When I told Maggie about my Bell’s Palsy, she cooed sympathetically and said all the right things, but insisted she was too busy and stressed at school to visit or care for me at all. I could have taken this apathy to be the final straw, but I did not. Although Tommy apparently would not consider it a betrayal of his family to break up with her, I could not know if Maggie’s father and Tommy’s father would feel the same way, and Mr. Goodspeed was, after all, on the verge of giving me a promotion.
“Why do you ask that?” I said. My neck was starting to hurt from how I had to position my head to see the screen through my one good eye.
“Well, it’s painfully obvious that you don’t like her,” he said. “And, as you know, despite her being a Goodspeed and a cousin of mine, I don’t really have a high opinion of her either. She’ll never come out here to visit you.”
“I know, I know. But the thing is, what do I really have going for me besides her? Going to visit her is the only thing that gets me out of Veddersburgh. And where am I supposed to get another girlfriend? Have you ever been on Tinder here? It’s all just people we already know.”

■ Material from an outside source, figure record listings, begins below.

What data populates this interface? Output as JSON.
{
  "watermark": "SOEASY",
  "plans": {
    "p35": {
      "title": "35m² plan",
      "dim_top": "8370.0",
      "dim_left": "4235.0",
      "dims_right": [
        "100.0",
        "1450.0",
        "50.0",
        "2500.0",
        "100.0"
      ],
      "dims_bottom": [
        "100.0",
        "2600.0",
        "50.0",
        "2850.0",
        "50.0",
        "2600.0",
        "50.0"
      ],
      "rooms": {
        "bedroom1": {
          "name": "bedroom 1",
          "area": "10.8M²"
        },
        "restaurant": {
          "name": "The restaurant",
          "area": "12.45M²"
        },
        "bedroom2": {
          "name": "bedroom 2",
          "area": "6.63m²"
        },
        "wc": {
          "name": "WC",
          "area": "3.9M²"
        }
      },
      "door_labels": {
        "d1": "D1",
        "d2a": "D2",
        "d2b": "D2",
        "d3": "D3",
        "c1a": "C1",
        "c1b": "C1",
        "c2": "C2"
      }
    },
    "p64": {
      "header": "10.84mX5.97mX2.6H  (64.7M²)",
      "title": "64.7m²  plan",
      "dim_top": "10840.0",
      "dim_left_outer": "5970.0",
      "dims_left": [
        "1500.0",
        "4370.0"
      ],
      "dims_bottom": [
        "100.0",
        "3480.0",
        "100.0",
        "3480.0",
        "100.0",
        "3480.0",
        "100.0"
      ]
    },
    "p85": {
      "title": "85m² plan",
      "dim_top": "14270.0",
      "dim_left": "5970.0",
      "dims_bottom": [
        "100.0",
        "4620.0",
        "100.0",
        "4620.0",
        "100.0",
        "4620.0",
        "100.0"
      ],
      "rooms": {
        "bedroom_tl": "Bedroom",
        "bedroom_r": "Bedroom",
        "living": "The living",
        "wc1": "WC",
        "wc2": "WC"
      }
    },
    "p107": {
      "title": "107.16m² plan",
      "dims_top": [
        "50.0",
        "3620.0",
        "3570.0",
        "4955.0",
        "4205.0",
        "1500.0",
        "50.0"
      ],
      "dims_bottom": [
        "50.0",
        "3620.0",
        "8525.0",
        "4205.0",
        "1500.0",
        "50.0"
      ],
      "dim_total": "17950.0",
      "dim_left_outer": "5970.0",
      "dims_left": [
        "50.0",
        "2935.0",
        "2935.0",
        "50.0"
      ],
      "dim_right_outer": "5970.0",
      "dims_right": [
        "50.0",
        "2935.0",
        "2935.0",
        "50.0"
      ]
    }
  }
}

“I would never deign to be on Tinder, Jude-dude. That is a black hole of romance,” he said. “If the problem is getting out of town and otherwise occupying yourself outside the boundaries of our great city, why not accompany me to The Torhaus?”
He was always trying to get me to go to The Torhaus. It was a new biergarten-styled place out east in Schenectady that opened early for breakfast and for watching Premier League soccer games. But I couldn’t acquiesce due to my previous rule established with him the summer before: no hanging out with alcohol or drugs. There would certainly be drinks at The Torhaus, big helpings of German beer.
Couldn’t I take the chance, this once, after he had come to see me at home? The Torhaus could be fun, anyway.
“Fine,” I said. “When my face is healed, let’s try out The Torhaus. You should drive, though.”
“Deal. And you’ll break up with my ignominious cousin?”
I considered it. “I really should, shouldn’t I?”